Лука первым сформировал этот отрывок; о его авторстве еще свидетельствует та тревожная точность, с которой он стремится мотивировать отдельные фрагменты речи. «Делайте праведные плоды покаяния», — взывал Креститель к людям, и вот, когда буря его речи утихла, они спрашивают: «Что же нам делать?», на что следуют как общие советы, так и специальные для отдельных категорий людей. В общем, у кого есть две одежды, поделись с тем, кто в нужде, и у кого есть пища, делай то же. Сборщики податей не должны брать более положенного, и военные люди не должны ни притеснять, ни обделять, но должны довольствоваться своим жалованьем.
То, что в этих наставлениях мы не имеем перед собой слов Иоанна Крестителя, побудивших мытарей принять крещение, не требует особого внимания. Для того чтобы люди услышали такие слова, им не нужен был креститель. Нельзя, однако, запрещать проповеднику покаяния распространять свое требование покаяния и самоотречения на конкретные обстоятельства жизни, но тогда этот переход к частностям не должен происходить таким образом, чтобы общее, более глубокое требование покаяния было полностью забыто, а увещевание ограничивалось областью обычных, практических правил жизни. Неандер видит в этих словах требование «очищения нравов», но это нечто гораздо более общее, чем все то, что Креститель здесь требует от народа.
Если Креститель не говорил и не мог говорить этих слов, то вполне естественно, как их сформулировал Лука. Он первым вложил молнию в руку Крестителя, поэтому он должен был почувствовать дистанцию между этой новой угрожающей фигурой и Иоанном, каким его обычно считали, и теперь попытаться перевести грозную фигуру в более спокойные отношения с народом. Но если он когда-то слишком сильно натянул струны, то вполне естественно, что теперь он должен снова их сильно натянуть и дать им слабину. Кроме того, он задумал все так, что хотел изобразить отношение обманщика к народу со всех сторон; поэтому он не мог допустить, чтобы проповедник покаяния предстал только в образе сурового и отталкивающего фанатика. Наконец, когда он заставил анабаптиста потребовать праведных плодов покаяния, то вполне уместно было дать ему возможность сказать, в чем они заключаются.
Все эти мотивы отсутствовали у Матфея. У него уже не могло быть необходимости искусственно приводить изречения, в которых раскрывается исторический характер Иоанна, и связывать их с определенными случаями; ведь он уже имел их в виду в писании Луки, ему нужен был только один случай, и, когда он сформировался, он мог позволить речи, которая должна была истолковать историческую сущность Крестителя, следовать как единое целое. По его мнению, ревность Илии и угрожающая ярость уже стали основной чертой характера Крестителя; он должен сделать эту черту доминирующей, единственной, и опустить тот отрывок, где Креститель дает особые советы отдельным людям. Возможно, он опускает его еще и потому, что эти советы, со всей ситуацией, в которой они даются, показались ему слишком незначительными и мало соответствующими тому представлению, которое должно было сложиться о проповеди Громовержца.

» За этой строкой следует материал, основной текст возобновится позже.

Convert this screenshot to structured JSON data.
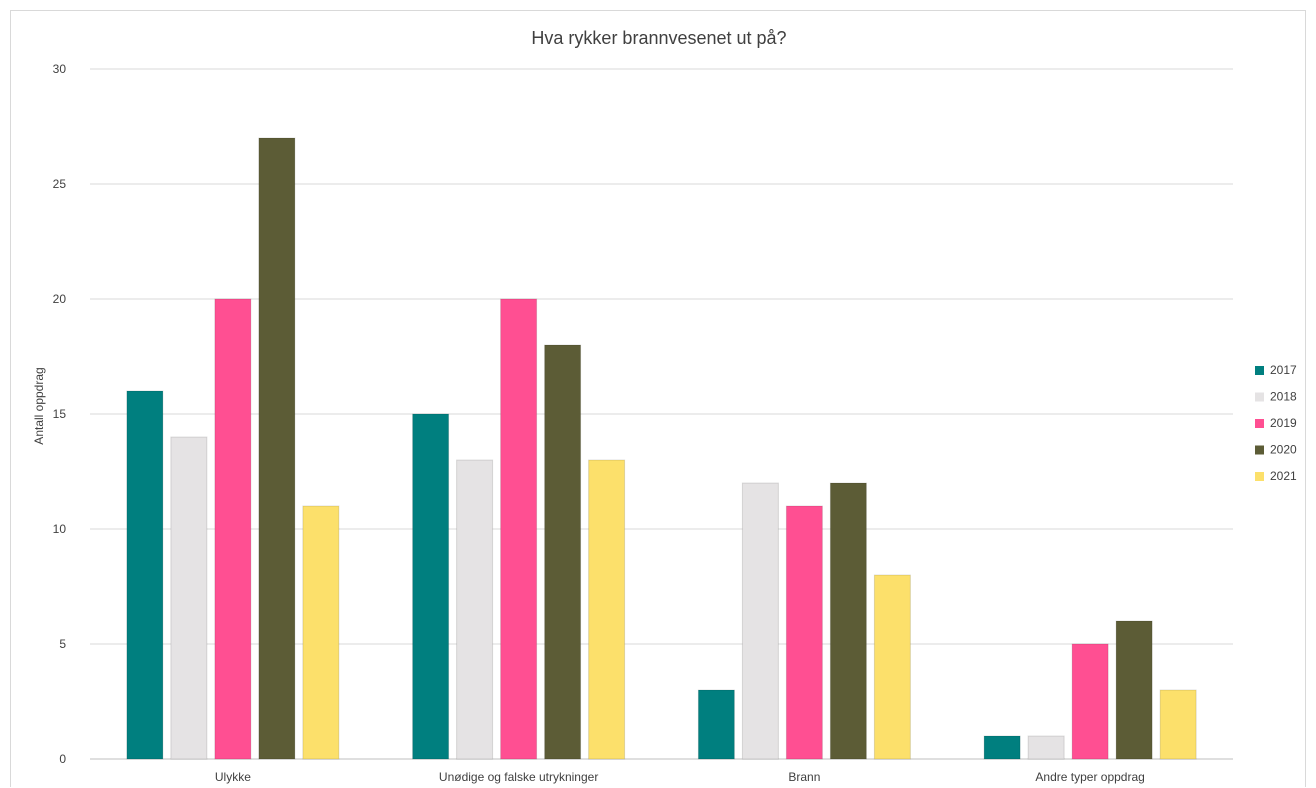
{
  "chart_data": {
    "type": "bar",
    "title": "Hva rykker brannvesenet ut på?",
    "xlabel": "",
    "ylabel": "Antall oppdrag",
    "ylim": [
      0,
      30
    ],
    "yticks": [
      0,
      5,
      10,
      15,
      20,
      25,
      30
    ],
    "grid": true,
    "legend_position": "right",
    "categories": [
      "Ulykke",
      "Unødige og falske utrykninger",
      "Brann",
      "Andre typer oppdrag"
    ],
    "series": [
      {
        "name": "2017",
        "color": "#007F7F",
        "values": [
          16,
          15,
          3,
          1
        ]
      },
      {
        "name": "2018",
        "color": "#E5E3E4",
        "values": [
          14,
          13,
          12,
          1
        ]
      },
      {
        "name": "2019",
        "color": "#FF4F92",
        "values": [
          20,
          20,
          11,
          5
        ]
      },
      {
        "name": "2020",
        "color": "#5C5C36",
        "values": [
          27,
          18,
          12,
          6
        ]
      },
      {
        "name": "2021",
        "color": "#FCE06B",
        "values": [
          11,
          13,
          8,
          3
        ]
      }
    ]
  }
}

В соответствии со своей привычкой — см. Нагорную проповедь, — поскольку его интерес направлен прежде всего на речи и характеристики действующих лиц, а не на отдельные случаи, их породившие, он опускает и тот случай, который должен был побудить Крестителя высказаться о своем отношении к большему последователю. Он читает речи в своих источниках, что ему еще нужно, какое ему дело до тех поводов, которые его предшественники кропотливо и часто несчастливо создавали для того, чтобы вообще ввести эти речи? Правильно, что он и в этом случае последовал своей привычке. Лука рассказывает, что когда Креститель дал свой совет, «народ еще ждал, и в сердце своем все думали об Иоанне, не Мессия ли он? Совет, данный мытарям и воинам, показался людям настолько важным и великим, что они решили, что человек, говоривший таким образом, должен немедленно, как только он начнет говорить, объявить, что он Мессия; но поскольку речь не закончилась таким образом и ожидаемого объявления не произошло, толпа своим напряженным выражением лица показала, что ей еще не хватает правильного завершения речи. Но как оратор мог понять по выражению лиц людей, какого открытия они ожидают? Мог ли он думать, что за его советом мытарям и воинам обязательно последует объяснение, является ли он Мессией или нет? Как он мог сделать такой вывод? Сам по себе этот вполне похвальный и полезный совет, но очень незначительный для данной ситуации и по сравнению с тем, что следовало ожидать даже от проповеди Предтечи, не мог даже навести толпу на мысль, что человек, учивший таким образом, в конце концов должен быть Мессией. Без лишних слов, Лука использовал этот случай только для того, чтобы представить объяснение Крестителем своего отношения к Мессии.